Junichi P. Semitsu

Junichi P. Semitsu is a Lawyering Skills Instructor with the University of San Diego School of Law. Prior to his move to Southern California, Junichi taught at the University of California at Berkeley in both the Boalt Hall School of Law and in the Department of African American Studies. While at Berkeley, he was the director of June Jordan's Poetry for the People. Semitsu is an honors graduate of Stanford Law School, where he won Best Individual Oral Advocate in the Kirkwood Moot Court Competition and served as senior editor/ombudsman of the Stanford Law Review and director of the law school musical. After graduation, Semitsu clerked for the Ninth Circuit Court of Appeals, and practiced for a year before choosing to retire from the legal profession. His publications include "Burning Cyberbooks in Public Libraries: lnternet Filtering Software vs. the First Amendment," published in the Stanford Law Review, as well as essays in the Chicago Tribune, New Crisis (the NAACP Magazine), Mizna, Hardboiled, ChopBlock, and the San Francisco Chronicle.

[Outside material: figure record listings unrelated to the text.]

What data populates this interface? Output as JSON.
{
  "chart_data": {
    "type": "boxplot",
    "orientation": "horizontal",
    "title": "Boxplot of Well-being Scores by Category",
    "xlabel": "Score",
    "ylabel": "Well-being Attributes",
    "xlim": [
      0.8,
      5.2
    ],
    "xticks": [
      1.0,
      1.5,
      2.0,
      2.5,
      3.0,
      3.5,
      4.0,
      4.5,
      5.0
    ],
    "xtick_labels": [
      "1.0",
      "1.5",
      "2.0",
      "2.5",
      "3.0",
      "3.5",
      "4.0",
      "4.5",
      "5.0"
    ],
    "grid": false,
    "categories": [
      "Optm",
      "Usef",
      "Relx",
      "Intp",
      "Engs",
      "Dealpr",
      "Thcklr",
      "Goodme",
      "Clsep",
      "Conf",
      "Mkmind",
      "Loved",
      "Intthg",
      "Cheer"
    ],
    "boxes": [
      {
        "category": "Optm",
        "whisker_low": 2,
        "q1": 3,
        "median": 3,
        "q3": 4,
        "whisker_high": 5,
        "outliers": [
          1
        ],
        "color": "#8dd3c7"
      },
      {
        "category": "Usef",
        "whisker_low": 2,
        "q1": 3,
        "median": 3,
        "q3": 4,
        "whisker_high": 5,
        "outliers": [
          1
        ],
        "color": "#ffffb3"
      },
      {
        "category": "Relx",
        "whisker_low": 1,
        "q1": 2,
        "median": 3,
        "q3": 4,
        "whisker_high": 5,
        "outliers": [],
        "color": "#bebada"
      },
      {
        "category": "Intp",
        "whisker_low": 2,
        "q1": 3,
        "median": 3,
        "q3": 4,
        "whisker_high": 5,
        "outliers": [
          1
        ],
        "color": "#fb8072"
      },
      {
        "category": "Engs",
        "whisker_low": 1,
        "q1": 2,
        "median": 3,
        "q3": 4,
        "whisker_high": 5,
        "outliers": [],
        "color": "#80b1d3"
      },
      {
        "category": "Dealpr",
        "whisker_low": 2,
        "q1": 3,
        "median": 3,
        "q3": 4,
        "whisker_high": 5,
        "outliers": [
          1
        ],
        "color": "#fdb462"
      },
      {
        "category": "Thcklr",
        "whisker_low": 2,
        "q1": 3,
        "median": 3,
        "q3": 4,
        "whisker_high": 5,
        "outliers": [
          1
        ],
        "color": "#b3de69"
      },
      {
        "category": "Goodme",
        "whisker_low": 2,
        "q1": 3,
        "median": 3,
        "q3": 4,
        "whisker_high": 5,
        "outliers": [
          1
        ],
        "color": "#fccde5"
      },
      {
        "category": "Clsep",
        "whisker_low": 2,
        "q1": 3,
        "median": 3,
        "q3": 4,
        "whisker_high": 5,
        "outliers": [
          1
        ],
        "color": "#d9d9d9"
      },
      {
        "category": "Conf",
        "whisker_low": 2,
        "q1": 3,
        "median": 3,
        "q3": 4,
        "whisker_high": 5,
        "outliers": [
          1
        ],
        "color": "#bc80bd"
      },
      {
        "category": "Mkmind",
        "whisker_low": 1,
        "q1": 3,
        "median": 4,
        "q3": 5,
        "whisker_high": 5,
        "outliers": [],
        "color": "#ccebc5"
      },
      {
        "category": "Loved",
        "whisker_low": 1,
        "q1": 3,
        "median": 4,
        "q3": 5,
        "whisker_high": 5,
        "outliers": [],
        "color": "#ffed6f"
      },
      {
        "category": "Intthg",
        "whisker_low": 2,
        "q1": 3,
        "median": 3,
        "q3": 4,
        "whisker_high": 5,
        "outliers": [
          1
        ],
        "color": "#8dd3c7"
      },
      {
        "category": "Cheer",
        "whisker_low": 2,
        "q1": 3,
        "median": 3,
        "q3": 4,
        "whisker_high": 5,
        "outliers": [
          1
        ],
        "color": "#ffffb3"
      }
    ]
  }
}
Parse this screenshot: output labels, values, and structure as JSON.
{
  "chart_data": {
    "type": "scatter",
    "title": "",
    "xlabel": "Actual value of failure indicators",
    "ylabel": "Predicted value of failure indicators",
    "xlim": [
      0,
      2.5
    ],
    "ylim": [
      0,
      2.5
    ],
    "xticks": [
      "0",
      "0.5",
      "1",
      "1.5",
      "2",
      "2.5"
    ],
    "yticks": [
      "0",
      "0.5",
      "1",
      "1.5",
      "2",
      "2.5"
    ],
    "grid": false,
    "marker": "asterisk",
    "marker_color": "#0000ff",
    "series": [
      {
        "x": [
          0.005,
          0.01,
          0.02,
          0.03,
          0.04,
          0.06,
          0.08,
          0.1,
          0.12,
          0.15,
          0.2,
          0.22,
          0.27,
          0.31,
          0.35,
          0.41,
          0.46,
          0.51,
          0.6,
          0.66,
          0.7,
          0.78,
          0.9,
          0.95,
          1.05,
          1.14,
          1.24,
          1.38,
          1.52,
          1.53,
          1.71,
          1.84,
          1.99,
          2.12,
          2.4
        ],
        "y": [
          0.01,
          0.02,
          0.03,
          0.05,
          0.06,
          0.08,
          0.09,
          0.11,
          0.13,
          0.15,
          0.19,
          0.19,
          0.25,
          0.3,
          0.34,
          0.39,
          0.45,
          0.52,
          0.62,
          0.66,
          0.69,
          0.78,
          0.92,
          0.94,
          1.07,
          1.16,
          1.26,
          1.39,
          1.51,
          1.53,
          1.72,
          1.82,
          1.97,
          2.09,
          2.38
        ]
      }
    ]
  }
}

He has appeared and/or performed in the San Francisco Poetry Slam finals, Pacifica radio's "Democracy Now" with Amy Goodman, the Asian Pacific lslander lssues Conference, and at the Building Unity Conference in Wisconsin. In his spare time, he is busy collecting Pez dispensers, playing poker, planning his wedding (next month), preparing a manuscript, and looking for parking.